Clearly, the RCR drivers, so authoritative last year, have been running in sour circles this season, their performances generally upstaged by unlikely guys such as David Reutimann and Marcos Ambrose, both of whom run higher in points than three Childress drivers. At RCR, it’s not a case of one driver being off but rather an organization losing its direction, and team owner Richard Childress began the healing process in late summer by moving personnel within the shop.

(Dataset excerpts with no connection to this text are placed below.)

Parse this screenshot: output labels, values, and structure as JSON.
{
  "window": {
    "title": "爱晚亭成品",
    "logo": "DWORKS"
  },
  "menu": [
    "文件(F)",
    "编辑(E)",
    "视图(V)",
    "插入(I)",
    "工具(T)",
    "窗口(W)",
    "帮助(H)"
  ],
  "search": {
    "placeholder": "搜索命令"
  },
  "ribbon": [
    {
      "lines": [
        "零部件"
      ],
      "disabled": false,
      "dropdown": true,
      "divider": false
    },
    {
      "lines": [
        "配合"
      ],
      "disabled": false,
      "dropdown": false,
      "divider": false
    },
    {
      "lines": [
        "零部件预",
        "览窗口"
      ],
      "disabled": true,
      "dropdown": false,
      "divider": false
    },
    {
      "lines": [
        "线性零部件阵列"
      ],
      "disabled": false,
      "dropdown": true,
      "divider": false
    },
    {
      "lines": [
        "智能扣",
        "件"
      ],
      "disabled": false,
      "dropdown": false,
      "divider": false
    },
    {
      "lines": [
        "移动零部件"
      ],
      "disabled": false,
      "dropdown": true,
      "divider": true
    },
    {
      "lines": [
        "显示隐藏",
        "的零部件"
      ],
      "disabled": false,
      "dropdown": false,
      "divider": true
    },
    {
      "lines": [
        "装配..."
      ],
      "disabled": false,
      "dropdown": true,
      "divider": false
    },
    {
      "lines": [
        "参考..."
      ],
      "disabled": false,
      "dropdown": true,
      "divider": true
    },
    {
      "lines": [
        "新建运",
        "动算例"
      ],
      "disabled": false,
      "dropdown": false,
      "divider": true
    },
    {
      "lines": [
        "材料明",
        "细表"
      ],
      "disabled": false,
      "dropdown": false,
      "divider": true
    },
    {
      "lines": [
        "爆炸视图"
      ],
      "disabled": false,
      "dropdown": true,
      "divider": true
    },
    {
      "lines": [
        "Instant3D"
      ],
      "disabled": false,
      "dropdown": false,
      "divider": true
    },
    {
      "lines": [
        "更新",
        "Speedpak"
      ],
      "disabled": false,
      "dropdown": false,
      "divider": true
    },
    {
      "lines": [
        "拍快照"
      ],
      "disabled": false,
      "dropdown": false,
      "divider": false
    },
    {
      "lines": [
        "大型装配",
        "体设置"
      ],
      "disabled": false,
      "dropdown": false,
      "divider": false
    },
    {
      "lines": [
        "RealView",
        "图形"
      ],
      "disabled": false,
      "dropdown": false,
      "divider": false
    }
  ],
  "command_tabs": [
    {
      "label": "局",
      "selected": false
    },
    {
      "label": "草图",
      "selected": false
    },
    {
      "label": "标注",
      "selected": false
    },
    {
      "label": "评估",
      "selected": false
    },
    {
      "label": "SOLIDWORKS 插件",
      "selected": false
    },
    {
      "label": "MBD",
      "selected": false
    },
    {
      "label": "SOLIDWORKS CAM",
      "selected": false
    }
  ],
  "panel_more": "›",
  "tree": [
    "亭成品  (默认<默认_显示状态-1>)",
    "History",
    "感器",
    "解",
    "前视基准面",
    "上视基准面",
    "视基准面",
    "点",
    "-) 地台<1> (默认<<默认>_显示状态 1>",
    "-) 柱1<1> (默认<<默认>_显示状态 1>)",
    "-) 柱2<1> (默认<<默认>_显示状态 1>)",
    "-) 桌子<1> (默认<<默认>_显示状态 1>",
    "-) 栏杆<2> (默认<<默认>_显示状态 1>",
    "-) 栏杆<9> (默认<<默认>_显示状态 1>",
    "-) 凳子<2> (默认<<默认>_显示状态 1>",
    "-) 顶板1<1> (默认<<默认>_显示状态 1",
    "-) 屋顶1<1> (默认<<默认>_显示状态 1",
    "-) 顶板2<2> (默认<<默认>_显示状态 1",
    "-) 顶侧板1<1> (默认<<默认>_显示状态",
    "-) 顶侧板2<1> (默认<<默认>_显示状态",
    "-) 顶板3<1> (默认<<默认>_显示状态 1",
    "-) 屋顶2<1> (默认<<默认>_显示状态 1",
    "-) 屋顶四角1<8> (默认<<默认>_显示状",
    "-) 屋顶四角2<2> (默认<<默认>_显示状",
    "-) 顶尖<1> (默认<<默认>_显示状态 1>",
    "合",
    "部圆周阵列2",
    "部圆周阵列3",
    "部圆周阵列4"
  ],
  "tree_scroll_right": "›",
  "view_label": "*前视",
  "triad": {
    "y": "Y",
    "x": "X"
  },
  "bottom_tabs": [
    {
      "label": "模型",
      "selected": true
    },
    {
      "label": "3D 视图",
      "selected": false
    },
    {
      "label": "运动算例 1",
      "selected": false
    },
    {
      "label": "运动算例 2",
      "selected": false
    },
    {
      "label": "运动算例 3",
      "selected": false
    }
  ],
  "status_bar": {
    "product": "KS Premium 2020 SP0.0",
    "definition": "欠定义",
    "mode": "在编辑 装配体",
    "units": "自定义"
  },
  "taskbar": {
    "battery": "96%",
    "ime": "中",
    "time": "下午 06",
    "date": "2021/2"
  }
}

Other people also have work to do. Although Roush Fenway Racing has two drivers — Carl Edwards and Greg Biffle — in the Chase, the sport’s only powerhouse Ford team can’t escape what has been a difficult year. None of the team’s drivers has touched Victory Lane since Kenseth won the season’s first two races, a seven-month stretch of futility. While Edwards and Biffle seek to win a race or two and the championship, team ramrod Jack Roush will be looking for ways to bolster the entire operation.
And then there’s the continuing riddle of Earnhardt Jr., winless since June 2008 and a clear failure in what some expected to be a monster season — monster as in successful, not as in scary — in his second year with Hendrick Motorsports. Earnhardt Jr. continues to be the sport’s most popular driver, but he isn’t winning anything else these days. While Martin, the old man of his team, starts the Chase atop the standings, Junior can only hope the final months of the season provide some spark for 2010.
Now, with 10 races left, 12 drivers run for the money, and everyone else runs toward daylight, an opening some will find quite difficult to locate.